How do I integrate this
∫e^(x-1)/x^2
What is this wolfram alpha result? Am I doing real math now?
Also, how would I evaluate that result at 1?

Answer 1

use an integration table would be my bet

Answer 2

or maybe integration by parts

Answer 3

Not a polynomial power , wouldn't eliminate it.

Answer 4

\(\color{#000000}{ \displaystyle \int \frac{e^{x-1} }{x^2} dx }\)

my first bet is a power series.

Answer 5

i was thinking we might get a back substitution since the cube would cancel. Maybe

Answer 6

\(\color{#000000}{ \displaystyle e^x=\sum_{k=0}^{\infty}\frac{x^k}{k!} }\)

\(\color{#000000}{ \displaystyle e^{x-1}=\frac{1}{e}\sum_{k=0}^{\infty}\frac{x^k}{k!} }\)

\(\color{#000000}{ \displaystyle x^{-2}e^{x-1}=\frac{1}{e}\sum_{k=0}^{\infty}\frac{x^{k-2}}{k!} }\)

\(\color{#000000}{ \displaystyle \int x^{-2}e^{x-1}~dx=\frac{1}{e}\int \sum_{k=0}^{\infty}\frac{x^{k-2}}{k!} dx }\)

\(\color{#000000}{ \displaystyle \int x^{-2}e^{x-1}~dx=\frac{1}{e}\sum_{k=0}^{\infty}\frac{x^{k-1}}{(k-1)k!} +C }\)

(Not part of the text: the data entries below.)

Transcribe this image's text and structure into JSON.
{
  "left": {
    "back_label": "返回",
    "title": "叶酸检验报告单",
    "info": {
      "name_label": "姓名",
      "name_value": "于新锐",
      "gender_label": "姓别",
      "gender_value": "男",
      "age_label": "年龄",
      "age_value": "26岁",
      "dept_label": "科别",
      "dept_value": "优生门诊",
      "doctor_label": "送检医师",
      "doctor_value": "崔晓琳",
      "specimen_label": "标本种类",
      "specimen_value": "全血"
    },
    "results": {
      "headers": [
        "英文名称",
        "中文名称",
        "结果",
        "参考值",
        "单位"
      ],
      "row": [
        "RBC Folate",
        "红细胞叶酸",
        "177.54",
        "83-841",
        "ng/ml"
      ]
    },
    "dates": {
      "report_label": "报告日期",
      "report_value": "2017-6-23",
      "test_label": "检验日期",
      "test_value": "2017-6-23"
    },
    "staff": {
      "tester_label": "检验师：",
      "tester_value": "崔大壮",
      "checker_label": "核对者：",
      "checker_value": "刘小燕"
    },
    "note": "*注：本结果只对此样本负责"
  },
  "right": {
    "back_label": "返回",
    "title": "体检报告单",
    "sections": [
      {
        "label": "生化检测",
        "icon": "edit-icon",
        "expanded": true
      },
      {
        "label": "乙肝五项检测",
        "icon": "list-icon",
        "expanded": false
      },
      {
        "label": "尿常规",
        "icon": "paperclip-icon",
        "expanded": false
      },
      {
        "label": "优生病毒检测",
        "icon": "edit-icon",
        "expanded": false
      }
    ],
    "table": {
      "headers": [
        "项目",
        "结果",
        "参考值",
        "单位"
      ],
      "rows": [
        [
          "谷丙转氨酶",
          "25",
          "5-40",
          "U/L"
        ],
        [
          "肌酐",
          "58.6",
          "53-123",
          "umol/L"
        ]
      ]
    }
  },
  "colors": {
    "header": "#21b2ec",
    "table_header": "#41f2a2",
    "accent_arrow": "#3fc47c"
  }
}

Then, there is a domain problem. Always annoyed me with power series.

Answer 7

I don't even remember those O.O You go Zelman!

Answer 8

\(\color{#000000}{ \displaystyle \int x^{-2}e^{x}~dx=\ }\)

\(\color{#000000}{ \displaystyle e^x=\sqrt{u} \quad\Longleftarrow \quad x=\sqrt{\ln(u)}\quad\Longrightarrow \quad x^2=\ln (u) }\)

\(\color{#000000}{ \displaystyle dx=\frac{1}{2u\sqrt{\ln(u)}}~du }\)

\(\color{#000000}{ \displaystyle \frac{1}{2} \int\limits_{}^{}\frac{\sqrt{~\ln u}}{\sqrt{~u}}~du }\)

I attempted a wild substitution, but I suppose that power-series integration is the only approach here.

\(\color{#000000}{ \displaystyle \int x^{-2}e^{x}~dx=\int x^{-2}(\cos x - i\sin x)~dx= }\)

the sine integral for the x\(^{-2}\)cos(x), and cosine integral forn the \(\small i\)x\(^{-2}\)sin(x).

Answer 9

Oh, sorry, you add the isin(x).